As we mentioned in this post, detoxing your body is an effective way to rid toxins, eliminate waste and FEEL BETTER. And yet, many people cringe when they hear the word CLEANSE. We totally get it! We understand the idea of being restricted can seem daunting; no body likes to feel as though they are being deprived. Thankfully, our Kaizen Cleanse is very easy to get along with. (your new bestie perhaps?)
Not only does it take just one week to complete, it’s gentle. And by gentle we mean, your life won’t be interrupted. Well, other than a few smart tweaks that are possibly already part of your healthy lifestyle.
So, if you’re like us and think of the spring solstice as an ideal time to shake out your drapes (does anyone have drapes anymore?), open the windows and let the sun shine in – we’re here. If you want to pack up your winter clothing into storage bins and take inventory of your pantry, yep…we’re here. And if you’ve lined up your book shelf with summer vacation reads, your vision board with sculpted legs and your fashion must-have list with new swimwear, we’re right beside you!
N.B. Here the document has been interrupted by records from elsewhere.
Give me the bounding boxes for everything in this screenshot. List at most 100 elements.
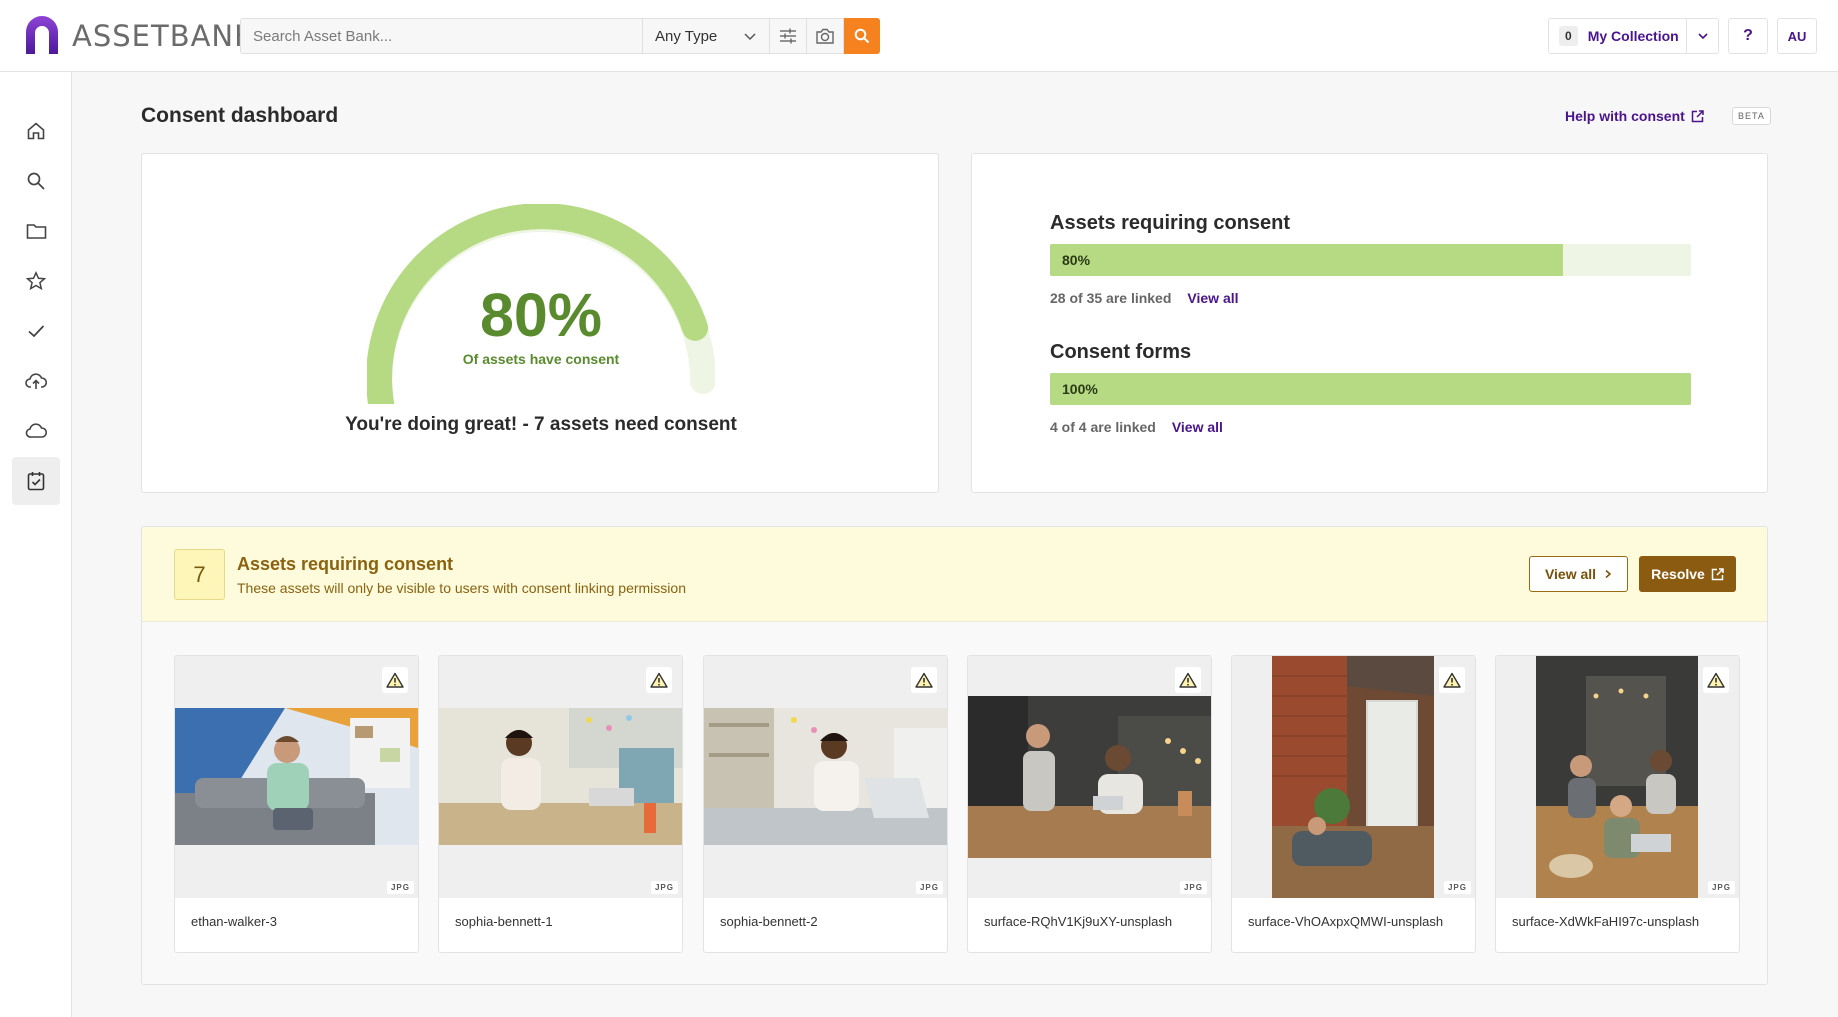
visual-search-button[interactable] (807, 18, 844, 54)
asset-name: sophia-bennett-1 (455, 914, 553, 929)
asset-name: ethan-walker-3 (191, 914, 277, 929)
filter-button[interactable] (770, 18, 807, 54)
asset-name: sophia-bennett-2 (720, 914, 818, 929)
collection-count-badge: 0 (1559, 26, 1578, 46)
consent-warning-icon (1439, 667, 1465, 693)
assets-consent-bar: 80% (1050, 244, 1691, 276)
sliders-icon (780, 28, 796, 44)
consent-forms-title: Consent forms (1050, 341, 1192, 363)
file-type-badge: JPG (650, 881, 678, 894)
asset-name: surface-VhOAxpxQMWI-unsplash (1248, 914, 1444, 929)
consent-forms-meta: 4 of 4 are linked View all (1050, 419, 1223, 435)
asset-name: surface-RQhV1Kj9uXY-unsplash (984, 914, 1173, 929)
user-menu-button[interactable]: AU (1777, 18, 1817, 54)
forms-linked-count: 4 of 4 are linked (1050, 419, 1156, 435)
assets-consent-title: Assets requiring consent (1050, 212, 1291, 234)
sidebar-item-folders[interactable] (12, 207, 60, 255)
assets-view-all-link[interactable]: View all (1187, 290, 1238, 306)
assets-consent-bar-label: 80% (1062, 252, 1091, 268)
file-type-badge: JPG (1179, 881, 1207, 894)
consent-panel-header: 7 Assets requiring consent These assets … (142, 527, 1767, 622)
consent-forms-bar-label: 100% (1062, 381, 1098, 397)
gauge-percent: 80% (479, 281, 603, 349)
consent-warning-icon (646, 667, 672, 693)
consent-forms-bar-fill (1050, 373, 1691, 405)
asset-image (175, 708, 418, 845)
search-icon (854, 28, 870, 44)
help-link-label: Help with consent (1565, 108, 1685, 124)
asset-thumbnail[interactable]: JPG (968, 656, 1211, 898)
home-icon (27, 122, 45, 140)
chevron-right-icon (1605, 569, 1612, 579)
asset-thumbnail[interactable]: JPG (704, 656, 947, 898)
page-title: Consent dashboard (141, 104, 339, 127)
consent-clipboard-icon (27, 472, 45, 491)
sidebar-item-search[interactable] (12, 157, 60, 205)
resolve-label: Resolve (1651, 566, 1705, 582)
consent-panel-description: These assets will only be visible to use… (237, 580, 686, 596)
assetbank-logo-mark (26, 16, 58, 54)
resolve-button[interactable]: Resolve (1639, 556, 1736, 592)
asset-image (968, 696, 1211, 858)
logo-text: ASSETBANK (72, 19, 255, 53)
asset-image (704, 708, 947, 845)
consent-warning-icon (911, 667, 937, 693)
consent-gauge-card: 80% Of assets have consent You're doing … (141, 153, 939, 493)
asset-card[interactable]: JPG sophia-bennett-1 (438, 655, 683, 953)
external-link-icon (1691, 109, 1704, 122)
consent-warning-icon (1703, 667, 1729, 693)
asset-thumbnail[interactable]: JPG (175, 656, 418, 898)
asset-card[interactable]: JPG surface-RQhV1Kj9uXY-unsplash (967, 655, 1212, 953)
asset-card[interactable]: JPG sophia-bennett-2 (703, 655, 948, 953)
assets-needing-consent-count: 7 (174, 549, 225, 600)
chevron-down-icon (1697, 33, 1708, 40)
asset-card[interactable]: JPG surface-VhOAxpxQMWI-unsplash (1231, 655, 1476, 953)
asset-image (1536, 656, 1698, 898)
sidebar-item-home[interactable] (12, 107, 60, 155)
search-bar: Any Type (240, 18, 880, 54)
cloud-icon (25, 423, 47, 438)
consent-panel-title: Assets requiring consent (237, 554, 454, 574)
chevron-down-icon (744, 33, 756, 41)
gauge-subtitle: Of assets have consent (462, 351, 620, 367)
sidebar-item-upload[interactable] (12, 357, 60, 405)
sidebar-item-approvals[interactable] (12, 307, 60, 355)
asset-card[interactable]: JPG surface-XdWkFaHI97c-unsplash (1495, 655, 1740, 953)
gauge-message: You're doing great! - 7 assets need cons… (345, 414, 737, 435)
forms-view-all-link[interactable]: View all (1172, 419, 1223, 435)
assets-linked-count: 28 of 35 are linked (1050, 290, 1172, 306)
sidebar-item-favourites[interactable] (12, 257, 60, 305)
view-all-label: View all (1544, 566, 1597, 582)
view-all-button[interactable]: View all (1529, 556, 1628, 592)
asset-card[interactable]: JPG ethan-walker-3 (174, 655, 419, 953)
asset-thumbnail[interactable]: JPG (439, 656, 682, 898)
consent-warning-icon (1175, 667, 1201, 693)
asset-image (1272, 656, 1434, 898)
search-input[interactable] (240, 18, 642, 54)
collection-dropdown-button[interactable] (1686, 18, 1719, 54)
asset-image (439, 708, 682, 845)
consent-forms-bar: 100% (1050, 373, 1691, 405)
external-link-icon (1711, 567, 1724, 580)
asset-thumbnail[interactable]: JPG (1232, 656, 1475, 898)
asset-type-select[interactable]: Any Type (642, 18, 770, 54)
folder-icon (26, 224, 46, 239)
check-icon (28, 325, 45, 338)
assetbank-logo[interactable]: ASSETBANK (24, 16, 254, 56)
file-type-badge: JPG (1443, 881, 1471, 894)
assets-consent-bar-fill (1050, 244, 1563, 276)
file-type-badge: JPG (915, 881, 943, 894)
consent-stats-card: Assets requiring consent 80% 28 of 35 ar… (971, 153, 1768, 493)
beta-badge: BETA (1732, 107, 1771, 125)
sidebar-item-cloud[interactable] (12, 407, 60, 455)
camera-icon (816, 28, 834, 44)
my-collection-button[interactable]: 0 My Collection (1548, 18, 1701, 54)
asset-thumbnail[interactable]: JPG (1496, 656, 1739, 898)
search-submit-button[interactable] (844, 18, 880, 54)
help-with-consent-link[interactable]: Help with consent (1565, 108, 1704, 124)
asset-name: surface-XdWkFaHI97c-unsplash (1512, 914, 1700, 929)
sidebar-item-consent[interactable] (12, 457, 60, 505)
top-header: ASSETBANK Any Type 0 My Collection (0, 0, 1838, 72)
cloud-upload-icon (25, 373, 47, 389)
help-button[interactable]: ? (1728, 18, 1768, 54)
Next week, many of us here at head office will also be cleaning out our bodies with our Gentle 7-Day Cleanse. To help your week be as successful as possible, here are a few sure fire ways to cleanse safely and with the least amount of disruption.
- Drink plenty of water. Easy, right? Obvious? Yep! Water is good for you. We all know that.
- Eat healthy, well-balanced meals. Choose good fats, avoid processed foods. These are great words to live by, cleanse or not.
- Limit your caffeine intake. Because caffeine can be dehydrating, you’ll want to try and consume as little caffeine as possible.
- Avoid alcohol. So that you can feel your best each day and not increase your toxins.
Let’s be honest, the goal is to give your digestive system a vacation and the easier you can make it on your body, the more likely you’re to:
a) Repeat the process.
b) Enjoy the week spent taking care of you.
In 2012, University College London in England conducted a study on habits. Contrary to the longstanding belief, it may take longer than 21 days to form a habit. In fact, their research concluded that it actually takes 66 days. Participants in this study were tracked for 84 days measuring automaticity of a repetitive chosen behaviour. On average, 66 days was the point at which the habit had been formed.
This cleaner way of being doesn’t have to be a forever plan, but it can help to steer you in the right direction for better health habits. Remember, it’s only a week, it’s super agreeable and hey, who doesn’t want to be better?